After cringing at the clown near the window, I took notice of the man sitting in the first of the three seats. The best way to describe him would be ex-con, biker gang member, and possible steroid user. He was huge. His long legs almost touched the cockpit wall his broad shoulders completely covered the back of his chair and at least a few inches of the chair that I was being forced to sit in. He had a beanie hat on so I couldn’t see his hair, but my guess? He was bald. He had a five o’clock shadow, just the right amount of scruff to make a girl swoon. I couldn’t tell what color his eyes were because he refused to look up at me, or acknowledge I was standing right next to him. His large fingers were intertwined and resting on his lap. His dark gray shirt hugged his large muscles perfectly. I was going to need to be splashed with a bucket of cold water to keep from staring. Lucky for me, I was distracted.

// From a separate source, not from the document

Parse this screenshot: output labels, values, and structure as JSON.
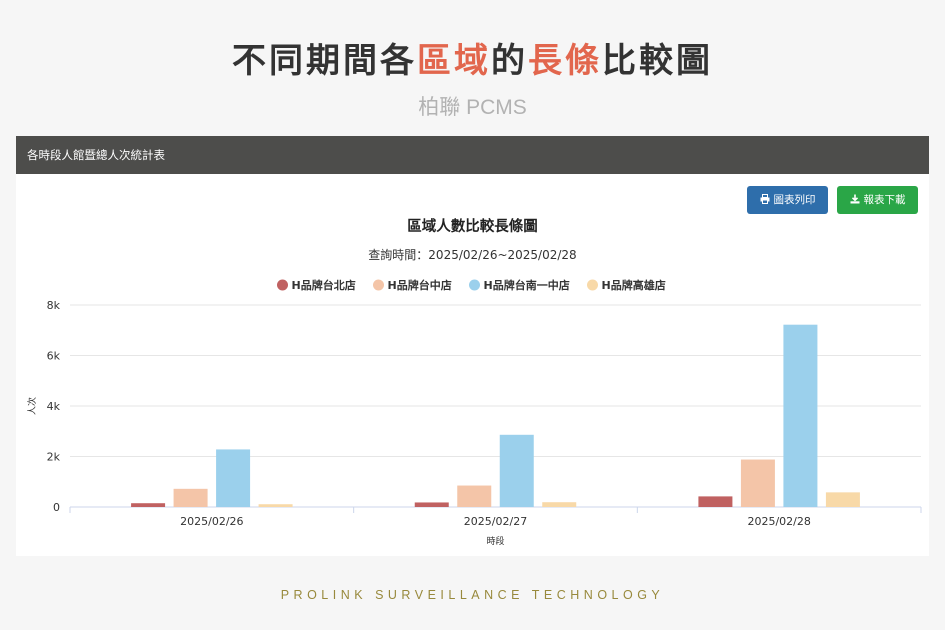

“Excuse me, ma’am, we need you to take a seat,” the flight attendant said through a fake-ass smile.
“I’m workin’ on it. There wouldn’t happen to be any other available seats…anywhere?” I asked, pointing to the back of the plane.

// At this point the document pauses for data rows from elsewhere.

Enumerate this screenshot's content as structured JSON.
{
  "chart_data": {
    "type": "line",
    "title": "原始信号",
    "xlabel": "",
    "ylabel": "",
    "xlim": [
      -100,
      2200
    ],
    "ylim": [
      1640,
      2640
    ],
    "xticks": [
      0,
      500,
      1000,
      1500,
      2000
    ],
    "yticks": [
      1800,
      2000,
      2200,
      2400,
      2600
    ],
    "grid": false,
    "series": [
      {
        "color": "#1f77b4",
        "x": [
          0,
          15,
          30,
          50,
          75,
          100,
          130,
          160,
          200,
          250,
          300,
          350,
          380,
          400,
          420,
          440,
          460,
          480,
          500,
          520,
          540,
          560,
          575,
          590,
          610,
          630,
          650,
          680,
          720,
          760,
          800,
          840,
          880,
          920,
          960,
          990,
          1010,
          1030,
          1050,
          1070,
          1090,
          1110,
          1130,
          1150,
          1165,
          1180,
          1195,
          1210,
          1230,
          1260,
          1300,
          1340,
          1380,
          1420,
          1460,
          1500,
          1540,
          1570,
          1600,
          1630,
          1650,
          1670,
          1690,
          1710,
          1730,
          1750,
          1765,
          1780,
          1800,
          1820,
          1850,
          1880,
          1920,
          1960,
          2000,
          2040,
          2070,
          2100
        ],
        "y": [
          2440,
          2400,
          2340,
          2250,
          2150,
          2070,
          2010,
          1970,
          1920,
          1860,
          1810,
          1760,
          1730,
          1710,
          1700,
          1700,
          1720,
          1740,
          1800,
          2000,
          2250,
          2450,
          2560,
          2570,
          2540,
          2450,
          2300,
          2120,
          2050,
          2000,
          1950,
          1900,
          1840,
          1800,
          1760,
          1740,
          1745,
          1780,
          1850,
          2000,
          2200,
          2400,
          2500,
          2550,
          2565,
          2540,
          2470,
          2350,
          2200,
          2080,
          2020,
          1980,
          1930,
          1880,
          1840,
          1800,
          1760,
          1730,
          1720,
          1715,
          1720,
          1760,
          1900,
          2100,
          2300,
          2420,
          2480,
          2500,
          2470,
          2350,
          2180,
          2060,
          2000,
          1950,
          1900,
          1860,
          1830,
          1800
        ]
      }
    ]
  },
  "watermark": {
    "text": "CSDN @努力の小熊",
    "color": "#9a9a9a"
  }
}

“No, I’m sorry it’s a full flight and this is the very last seat. You should be happy it’s a front row seat, lots of leg room,” she said, gesturing to the larger amount of space between the seats and the front wall.
“Lovely.” I smiled back, tossed my pack in the seat, and went to grab my carry-on bag so I could toss it into the above cargo slip. You would have thought that maybe one of the men would have offered to help. “Oh, don’t worry, darlings, I’ll get it myself.” Damn Yankee assholes, no manners!
The clown near the window pushed his sunglasses up his nose and settled into his seat. Patience, Lexi, patience. Of course the only open space available in the cargo was right above the steroid-using heap of muscles. Now I wasn’t no frail, whiny woman. I grew up on a farm. I knew how to lift hay barrels, move a cow. I had my own version of muscles, farm muscles I called them. I also wasn’t no skinny super model, but I was tall, almost six feet, one inch–okay, fine, in heels I was definitely six-foot-one. I was proud of the way I looked, but that sure as hell didn’t mean I wasn’t a little self-conscious in front of sexy, biker, muscle man or the somewhat dashing clown.
“Looks like you’ve got it just fine without our help, Zena,” the heap of muscles said from below me.
I had just lifted my bag up and was trying to stuff it in so the flight attendant could close the hatch when I heard his smart little comment. Oops.
“What the hell?” he roared, standing from his seat.
My carry-on fell off his lap and onto the floor.
“Oh my! I’m so sorry. It must have just slipped from my Zena grasp,” I said, drawing on my Southern accent and placing my hands on the curves of my hips.